The subject of the nature of the trinity is something that continues to interest me. I believe that it is becoming more and more important in conversations about the nature of the church. In fact, I would go so far as to say that it is something the Spirit of God is impressing upon the church today.
You can read my earlier thoughts in the original Neo-Orthodox post.
I was first introduced to the discussion of hierarchy in the trinity in this post by BWIII in which he presented Kevin Giles’ thoughts on The Eternal Subordination of Christ and Women. Since then, I have read arguments on both sides of this issue. Arguments for hierarchy are typically used to support patriarchy and/or authoritarian structures.
When BWIII reviewed Pagan Christianity and Re-Imagining Church, he argued for functional subordination. I was actually surprised at this because it seemed a switch from his previous position. In my opinion, functional subordination is a semantic game used to veil what is actually permanent subordination.
As I said in the original post, hierarchy within the trinity is actually the more unorthodox position. It is really too bad that it has been re-introduced as doctrine in the church.
What difference does it make?
There are a lot of doctrinal issues where difference of opinion really does not matter. However, I do not think that this is one of them (not that I expect the differences will be resolved). The reason that I believe that this issue matters is because the church is to reflect the nature of relationship modeled in the trinity. If our image of those relationships is skewed, our reflection becomes skewed.
One of the strengths of Frank Viola’s latest book, Reimagining Church, is the emphasis on trinitarian themes throughout the book. It makes sense that this would influence so many aspects of being the church – community, leadership, mutuality, participation.
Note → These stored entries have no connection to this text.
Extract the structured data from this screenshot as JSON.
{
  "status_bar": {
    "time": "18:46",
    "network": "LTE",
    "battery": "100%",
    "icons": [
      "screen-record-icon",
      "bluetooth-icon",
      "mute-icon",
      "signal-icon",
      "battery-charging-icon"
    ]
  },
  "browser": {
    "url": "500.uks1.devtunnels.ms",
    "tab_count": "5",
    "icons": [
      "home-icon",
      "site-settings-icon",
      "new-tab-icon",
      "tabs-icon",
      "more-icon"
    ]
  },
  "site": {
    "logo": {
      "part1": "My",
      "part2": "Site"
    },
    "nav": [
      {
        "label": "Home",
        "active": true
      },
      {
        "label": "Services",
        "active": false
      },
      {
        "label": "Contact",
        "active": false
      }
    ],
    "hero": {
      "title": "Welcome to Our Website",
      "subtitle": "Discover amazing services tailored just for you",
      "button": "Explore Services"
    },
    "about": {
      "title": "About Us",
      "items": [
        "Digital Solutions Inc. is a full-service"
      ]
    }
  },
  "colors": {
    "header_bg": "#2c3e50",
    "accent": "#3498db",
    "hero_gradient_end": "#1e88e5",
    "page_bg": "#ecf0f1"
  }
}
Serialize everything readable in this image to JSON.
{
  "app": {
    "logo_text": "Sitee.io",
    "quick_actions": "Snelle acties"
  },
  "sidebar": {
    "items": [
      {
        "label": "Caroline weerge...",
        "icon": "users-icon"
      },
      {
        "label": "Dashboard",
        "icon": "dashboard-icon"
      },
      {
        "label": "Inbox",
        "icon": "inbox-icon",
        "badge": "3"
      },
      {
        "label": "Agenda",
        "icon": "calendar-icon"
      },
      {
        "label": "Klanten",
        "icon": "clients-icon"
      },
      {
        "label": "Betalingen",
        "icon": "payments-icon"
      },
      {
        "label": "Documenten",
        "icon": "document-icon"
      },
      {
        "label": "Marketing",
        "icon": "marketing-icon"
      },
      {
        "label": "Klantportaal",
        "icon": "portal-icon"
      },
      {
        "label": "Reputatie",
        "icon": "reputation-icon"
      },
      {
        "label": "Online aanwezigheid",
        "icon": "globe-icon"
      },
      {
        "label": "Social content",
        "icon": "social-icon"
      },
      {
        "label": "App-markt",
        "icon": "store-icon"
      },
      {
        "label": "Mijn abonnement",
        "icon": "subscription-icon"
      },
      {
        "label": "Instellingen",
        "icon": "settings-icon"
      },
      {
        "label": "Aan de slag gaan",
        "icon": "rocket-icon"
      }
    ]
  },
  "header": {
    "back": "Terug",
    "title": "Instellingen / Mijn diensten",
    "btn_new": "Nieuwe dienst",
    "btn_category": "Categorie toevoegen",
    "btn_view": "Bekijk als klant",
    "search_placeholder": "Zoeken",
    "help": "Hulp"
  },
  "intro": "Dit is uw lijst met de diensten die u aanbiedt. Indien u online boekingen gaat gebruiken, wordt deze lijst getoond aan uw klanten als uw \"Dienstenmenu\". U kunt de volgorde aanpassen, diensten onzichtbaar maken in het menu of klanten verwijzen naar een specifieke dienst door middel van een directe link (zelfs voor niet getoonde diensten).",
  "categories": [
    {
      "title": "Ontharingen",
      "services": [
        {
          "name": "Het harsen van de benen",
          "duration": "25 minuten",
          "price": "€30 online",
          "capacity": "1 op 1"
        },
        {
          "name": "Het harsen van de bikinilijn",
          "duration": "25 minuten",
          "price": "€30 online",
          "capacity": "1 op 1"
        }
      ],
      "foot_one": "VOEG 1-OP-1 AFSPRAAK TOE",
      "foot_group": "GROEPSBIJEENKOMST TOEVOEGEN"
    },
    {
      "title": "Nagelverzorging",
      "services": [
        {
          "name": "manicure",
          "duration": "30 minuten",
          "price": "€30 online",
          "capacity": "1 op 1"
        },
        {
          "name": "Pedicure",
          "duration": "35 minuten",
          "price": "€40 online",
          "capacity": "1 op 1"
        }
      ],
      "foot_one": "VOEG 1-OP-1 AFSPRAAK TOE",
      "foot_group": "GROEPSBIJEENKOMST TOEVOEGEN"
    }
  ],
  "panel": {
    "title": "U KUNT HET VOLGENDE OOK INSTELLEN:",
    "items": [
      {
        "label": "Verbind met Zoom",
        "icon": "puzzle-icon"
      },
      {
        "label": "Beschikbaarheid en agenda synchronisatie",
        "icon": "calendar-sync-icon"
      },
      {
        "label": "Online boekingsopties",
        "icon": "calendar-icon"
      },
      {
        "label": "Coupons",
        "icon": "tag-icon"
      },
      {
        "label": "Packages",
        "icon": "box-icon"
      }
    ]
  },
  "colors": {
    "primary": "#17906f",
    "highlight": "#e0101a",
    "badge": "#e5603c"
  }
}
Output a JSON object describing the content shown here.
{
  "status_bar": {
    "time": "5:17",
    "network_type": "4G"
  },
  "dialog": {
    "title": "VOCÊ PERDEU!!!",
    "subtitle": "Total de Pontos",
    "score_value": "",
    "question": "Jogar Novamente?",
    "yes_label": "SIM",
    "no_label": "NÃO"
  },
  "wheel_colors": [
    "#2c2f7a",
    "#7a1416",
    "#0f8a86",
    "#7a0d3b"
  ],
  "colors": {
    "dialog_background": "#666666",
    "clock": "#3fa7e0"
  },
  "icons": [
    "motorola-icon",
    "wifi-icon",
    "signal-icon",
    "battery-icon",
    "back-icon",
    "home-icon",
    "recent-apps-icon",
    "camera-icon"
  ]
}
The nature of the trinity and our invitation to join in their relationship is fundamental to our identity as the people of God.
From The Becoming of G-d by Ian Mobsby:
“The Holy Trinity is beckoning the emerging Church to model a way of being a spiritual community that reflects the very nature of the Trinitarian Godhead. The Holy Spirit is drawing those seeking missional and contemporary expressions of church for our postmodern consumerist context, to experiment with forms of church drawing on a perichoretic model.
I love the idea that this may be the Holy Spirit beckoning us on, transforming our imaginations, and helping us re-imagine another way of being.”
Both of these books have remarkably similar thoughts concerning the church being re-imagined in ways that reflect the nature of relationship and community in the trinity. They also both heavily quote Stanley Grenz and Miroslav Volf.
In my opinion, both the emerging and missional movements reflect aspects of adapting the church to become a more accurate reflection of the image of God.